For further information regarding TOC Property Backed Lending Trust PLC please call:
TOC Property Backed Lending Trust PLC Stephen Black
|
+44 (0) 191 222 0099 |
Tier One Capital Ltd (Investment Adviser) Ian McElroy |
+44 (0) 191 222 0099 |
R&H Funds Services Limited (Secretary) Martin Cassels
|
+44 (0) 131 550 3760 |
finnCap Ltd (Sponsor and Financial Adviser) William Marle / Grant Bergman / Alex Price |
+44 (0) 207 220 0500 |
The distribution of this announcement in certain jurisdictions may be restricted by law. No action has been taken by the Company or finnCap Limited ("finnCap") that would permit an offering of the Ordinary Shares or possession or distribution of this announcement or any other offering or publicity material relating to such Ordinary Shares in any jurisdiction where action for that purpose is required. Persons into whose possession this announcement comes are required by the Company or finnCap to inform themselves about, and to observe, such restrictions.
No representation or warranty, express or implied, is made or given by or on behalf of the Company, finnCap, or the Investment Adviser or any of their respective directors, partners, officers, employees, agents or advisers or any other person (whether or not referred to in this announcement) as to the accuracy, completeness or fairness of the information contained herein and no responsibility or liability is accepted by any of them for any such information or opinions.
This announcement does not constitute or form part of, and should not be considered as, any offer for sale of subscription of, or solicitation of any offer to buy or subscribe for, any shares in the Company or securities in any other entity, in any jurisdiction, including the United States, nor shall it, or any part of it, or the fact of its distribution, form the basis of, or be relied on in connection with, any contract or investment decision whatsoever, in any jurisdiction.
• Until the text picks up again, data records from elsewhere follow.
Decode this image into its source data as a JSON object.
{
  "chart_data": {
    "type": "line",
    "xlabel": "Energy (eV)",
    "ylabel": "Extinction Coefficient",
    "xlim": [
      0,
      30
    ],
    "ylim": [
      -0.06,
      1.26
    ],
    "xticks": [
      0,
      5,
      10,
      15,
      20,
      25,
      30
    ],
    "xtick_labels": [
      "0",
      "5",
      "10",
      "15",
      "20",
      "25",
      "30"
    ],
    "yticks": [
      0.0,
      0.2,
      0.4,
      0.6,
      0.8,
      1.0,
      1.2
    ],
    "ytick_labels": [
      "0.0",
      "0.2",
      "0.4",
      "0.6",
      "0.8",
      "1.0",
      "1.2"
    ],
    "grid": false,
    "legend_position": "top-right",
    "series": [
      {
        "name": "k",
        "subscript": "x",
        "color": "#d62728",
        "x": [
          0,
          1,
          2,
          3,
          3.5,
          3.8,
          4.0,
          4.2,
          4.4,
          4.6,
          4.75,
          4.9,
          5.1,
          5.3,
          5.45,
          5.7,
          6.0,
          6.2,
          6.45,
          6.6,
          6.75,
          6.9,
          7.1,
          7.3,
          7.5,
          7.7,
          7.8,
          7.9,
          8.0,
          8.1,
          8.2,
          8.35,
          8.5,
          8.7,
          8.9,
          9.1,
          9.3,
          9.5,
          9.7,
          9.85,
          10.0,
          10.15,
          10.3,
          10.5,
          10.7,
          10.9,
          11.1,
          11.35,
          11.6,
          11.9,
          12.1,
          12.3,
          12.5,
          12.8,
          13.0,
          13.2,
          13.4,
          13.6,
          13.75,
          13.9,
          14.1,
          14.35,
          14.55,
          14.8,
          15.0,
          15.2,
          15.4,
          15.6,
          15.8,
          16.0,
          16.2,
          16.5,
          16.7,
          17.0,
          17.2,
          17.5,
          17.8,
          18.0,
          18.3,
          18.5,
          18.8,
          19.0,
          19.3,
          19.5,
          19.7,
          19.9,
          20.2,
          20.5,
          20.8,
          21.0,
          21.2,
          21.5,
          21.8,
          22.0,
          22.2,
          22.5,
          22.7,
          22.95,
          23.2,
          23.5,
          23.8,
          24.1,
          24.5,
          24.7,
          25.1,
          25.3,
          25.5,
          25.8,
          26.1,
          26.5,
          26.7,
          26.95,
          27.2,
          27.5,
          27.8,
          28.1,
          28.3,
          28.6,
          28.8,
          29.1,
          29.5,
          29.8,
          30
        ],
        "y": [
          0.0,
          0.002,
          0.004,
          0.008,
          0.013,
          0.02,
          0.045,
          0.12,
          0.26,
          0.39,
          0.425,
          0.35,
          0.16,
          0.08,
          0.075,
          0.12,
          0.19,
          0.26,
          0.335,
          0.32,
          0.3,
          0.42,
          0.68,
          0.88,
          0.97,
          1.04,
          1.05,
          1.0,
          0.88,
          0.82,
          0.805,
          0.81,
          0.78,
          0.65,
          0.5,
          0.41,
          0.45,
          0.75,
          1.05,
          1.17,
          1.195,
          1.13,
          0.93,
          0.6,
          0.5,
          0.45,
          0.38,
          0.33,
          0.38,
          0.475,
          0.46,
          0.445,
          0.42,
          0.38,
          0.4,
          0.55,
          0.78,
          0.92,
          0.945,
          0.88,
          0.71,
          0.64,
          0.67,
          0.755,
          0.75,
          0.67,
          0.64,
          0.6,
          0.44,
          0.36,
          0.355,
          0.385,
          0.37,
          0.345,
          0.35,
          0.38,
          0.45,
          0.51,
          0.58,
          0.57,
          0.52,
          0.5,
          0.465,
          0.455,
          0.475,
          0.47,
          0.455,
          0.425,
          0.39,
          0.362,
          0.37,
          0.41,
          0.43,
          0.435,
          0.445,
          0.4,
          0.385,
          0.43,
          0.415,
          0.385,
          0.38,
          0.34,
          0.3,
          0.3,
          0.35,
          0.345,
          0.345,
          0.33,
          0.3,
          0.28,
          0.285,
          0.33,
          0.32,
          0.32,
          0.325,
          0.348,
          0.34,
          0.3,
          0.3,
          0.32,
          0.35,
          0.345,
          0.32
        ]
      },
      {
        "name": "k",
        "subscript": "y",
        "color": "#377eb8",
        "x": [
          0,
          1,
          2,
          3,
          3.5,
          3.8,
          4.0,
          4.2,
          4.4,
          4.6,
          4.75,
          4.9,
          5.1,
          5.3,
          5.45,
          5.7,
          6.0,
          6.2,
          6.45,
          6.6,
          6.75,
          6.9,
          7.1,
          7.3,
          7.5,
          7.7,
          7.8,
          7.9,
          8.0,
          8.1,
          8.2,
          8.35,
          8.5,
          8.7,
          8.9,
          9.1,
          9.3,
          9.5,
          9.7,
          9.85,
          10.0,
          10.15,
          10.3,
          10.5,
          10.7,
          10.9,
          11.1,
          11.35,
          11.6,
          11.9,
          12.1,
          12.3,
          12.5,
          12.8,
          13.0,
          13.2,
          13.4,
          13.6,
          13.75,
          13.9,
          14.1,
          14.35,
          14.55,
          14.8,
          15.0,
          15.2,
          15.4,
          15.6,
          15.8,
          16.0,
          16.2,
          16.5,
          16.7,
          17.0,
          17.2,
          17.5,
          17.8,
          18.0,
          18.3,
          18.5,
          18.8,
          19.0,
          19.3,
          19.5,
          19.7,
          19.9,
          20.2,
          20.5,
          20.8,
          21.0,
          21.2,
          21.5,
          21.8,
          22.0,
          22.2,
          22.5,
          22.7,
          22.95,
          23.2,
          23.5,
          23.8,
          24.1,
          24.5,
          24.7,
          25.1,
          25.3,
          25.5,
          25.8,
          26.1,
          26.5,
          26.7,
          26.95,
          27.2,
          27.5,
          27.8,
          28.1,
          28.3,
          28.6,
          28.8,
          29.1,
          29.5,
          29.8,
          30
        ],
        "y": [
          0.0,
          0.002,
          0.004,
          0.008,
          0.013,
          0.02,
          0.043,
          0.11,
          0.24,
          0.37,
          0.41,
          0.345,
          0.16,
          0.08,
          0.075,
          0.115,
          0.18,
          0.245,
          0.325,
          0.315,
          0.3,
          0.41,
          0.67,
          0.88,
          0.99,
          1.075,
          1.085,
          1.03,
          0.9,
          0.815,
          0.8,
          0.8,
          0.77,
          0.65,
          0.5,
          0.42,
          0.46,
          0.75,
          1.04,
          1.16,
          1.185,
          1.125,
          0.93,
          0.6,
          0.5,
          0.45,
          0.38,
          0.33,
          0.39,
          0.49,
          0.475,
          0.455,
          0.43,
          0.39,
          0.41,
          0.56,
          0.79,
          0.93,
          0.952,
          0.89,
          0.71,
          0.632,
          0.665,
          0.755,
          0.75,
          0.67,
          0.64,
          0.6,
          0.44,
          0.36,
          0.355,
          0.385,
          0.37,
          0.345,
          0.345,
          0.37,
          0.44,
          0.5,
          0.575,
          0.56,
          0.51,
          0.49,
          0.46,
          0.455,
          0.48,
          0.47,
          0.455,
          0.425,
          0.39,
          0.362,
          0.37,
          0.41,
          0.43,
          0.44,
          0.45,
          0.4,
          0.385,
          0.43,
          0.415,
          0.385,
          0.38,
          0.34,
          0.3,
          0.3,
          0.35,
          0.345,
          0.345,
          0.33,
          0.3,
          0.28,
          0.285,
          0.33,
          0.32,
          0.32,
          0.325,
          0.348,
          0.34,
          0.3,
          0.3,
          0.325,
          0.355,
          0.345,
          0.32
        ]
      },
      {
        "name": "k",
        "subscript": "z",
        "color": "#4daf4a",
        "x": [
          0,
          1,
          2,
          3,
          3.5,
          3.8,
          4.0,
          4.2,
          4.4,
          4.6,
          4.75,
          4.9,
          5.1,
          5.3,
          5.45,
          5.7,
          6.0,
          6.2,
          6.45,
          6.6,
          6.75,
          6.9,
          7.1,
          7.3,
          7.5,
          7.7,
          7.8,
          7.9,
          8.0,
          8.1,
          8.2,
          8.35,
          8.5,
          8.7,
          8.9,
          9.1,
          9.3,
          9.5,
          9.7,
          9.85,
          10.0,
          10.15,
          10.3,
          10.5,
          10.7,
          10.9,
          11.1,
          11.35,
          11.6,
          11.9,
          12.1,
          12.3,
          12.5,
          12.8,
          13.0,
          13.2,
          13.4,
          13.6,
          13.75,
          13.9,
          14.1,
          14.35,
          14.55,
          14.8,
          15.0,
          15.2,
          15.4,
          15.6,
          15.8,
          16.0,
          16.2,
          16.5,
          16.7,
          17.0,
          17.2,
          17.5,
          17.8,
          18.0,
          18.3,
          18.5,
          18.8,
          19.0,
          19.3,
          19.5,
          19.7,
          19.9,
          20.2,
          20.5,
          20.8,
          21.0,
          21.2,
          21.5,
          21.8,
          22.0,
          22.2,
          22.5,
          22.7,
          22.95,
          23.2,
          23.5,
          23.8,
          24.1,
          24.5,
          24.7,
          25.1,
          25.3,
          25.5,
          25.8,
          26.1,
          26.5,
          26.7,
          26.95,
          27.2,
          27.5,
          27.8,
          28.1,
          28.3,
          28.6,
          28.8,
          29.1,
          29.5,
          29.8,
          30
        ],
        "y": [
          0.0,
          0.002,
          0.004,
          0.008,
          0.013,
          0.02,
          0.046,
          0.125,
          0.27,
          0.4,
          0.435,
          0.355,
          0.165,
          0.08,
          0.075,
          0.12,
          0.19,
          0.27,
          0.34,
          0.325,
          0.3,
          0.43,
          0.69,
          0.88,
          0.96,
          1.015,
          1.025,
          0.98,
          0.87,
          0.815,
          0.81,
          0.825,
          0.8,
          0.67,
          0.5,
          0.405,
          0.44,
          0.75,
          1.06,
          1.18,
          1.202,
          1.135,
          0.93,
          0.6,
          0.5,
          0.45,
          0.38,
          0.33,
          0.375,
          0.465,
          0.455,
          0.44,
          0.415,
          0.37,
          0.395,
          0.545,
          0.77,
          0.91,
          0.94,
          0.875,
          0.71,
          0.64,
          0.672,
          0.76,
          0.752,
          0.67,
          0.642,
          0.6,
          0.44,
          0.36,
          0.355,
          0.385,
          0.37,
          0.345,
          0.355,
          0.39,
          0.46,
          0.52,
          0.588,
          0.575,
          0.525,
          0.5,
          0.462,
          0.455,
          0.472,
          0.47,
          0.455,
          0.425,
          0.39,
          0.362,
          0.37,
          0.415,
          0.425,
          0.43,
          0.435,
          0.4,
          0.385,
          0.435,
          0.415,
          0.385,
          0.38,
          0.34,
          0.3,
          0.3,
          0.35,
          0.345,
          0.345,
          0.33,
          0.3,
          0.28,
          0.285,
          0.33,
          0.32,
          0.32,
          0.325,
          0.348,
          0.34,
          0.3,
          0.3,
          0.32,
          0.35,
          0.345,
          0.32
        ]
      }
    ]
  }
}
finnCap, which is authorised and regulated in the United Kingdom by the Financial Conduct Authority, is acting for the Company and for no-one else in connection with the Issue and will not be responsible to anyone other than the Company for providing the protections afforded to its clients, nor for providing advice in connection with the Issue. finnCap is not responsible for the contents of this announcement. This does not limit or exclude any responsibilities which finnCap may have under FSMA or the regulatory regime established thereunder or under the regulatory regime of any other jurisdiction where exclusion of liability under the relevant regulatory regime would be illegal, void or unenforceable.
Terms used in this announcement shall have the same meanings given to them in the prospectus of the Company which was published on 12 January 2017 (the "Prospectus") unless the context otherwise requires.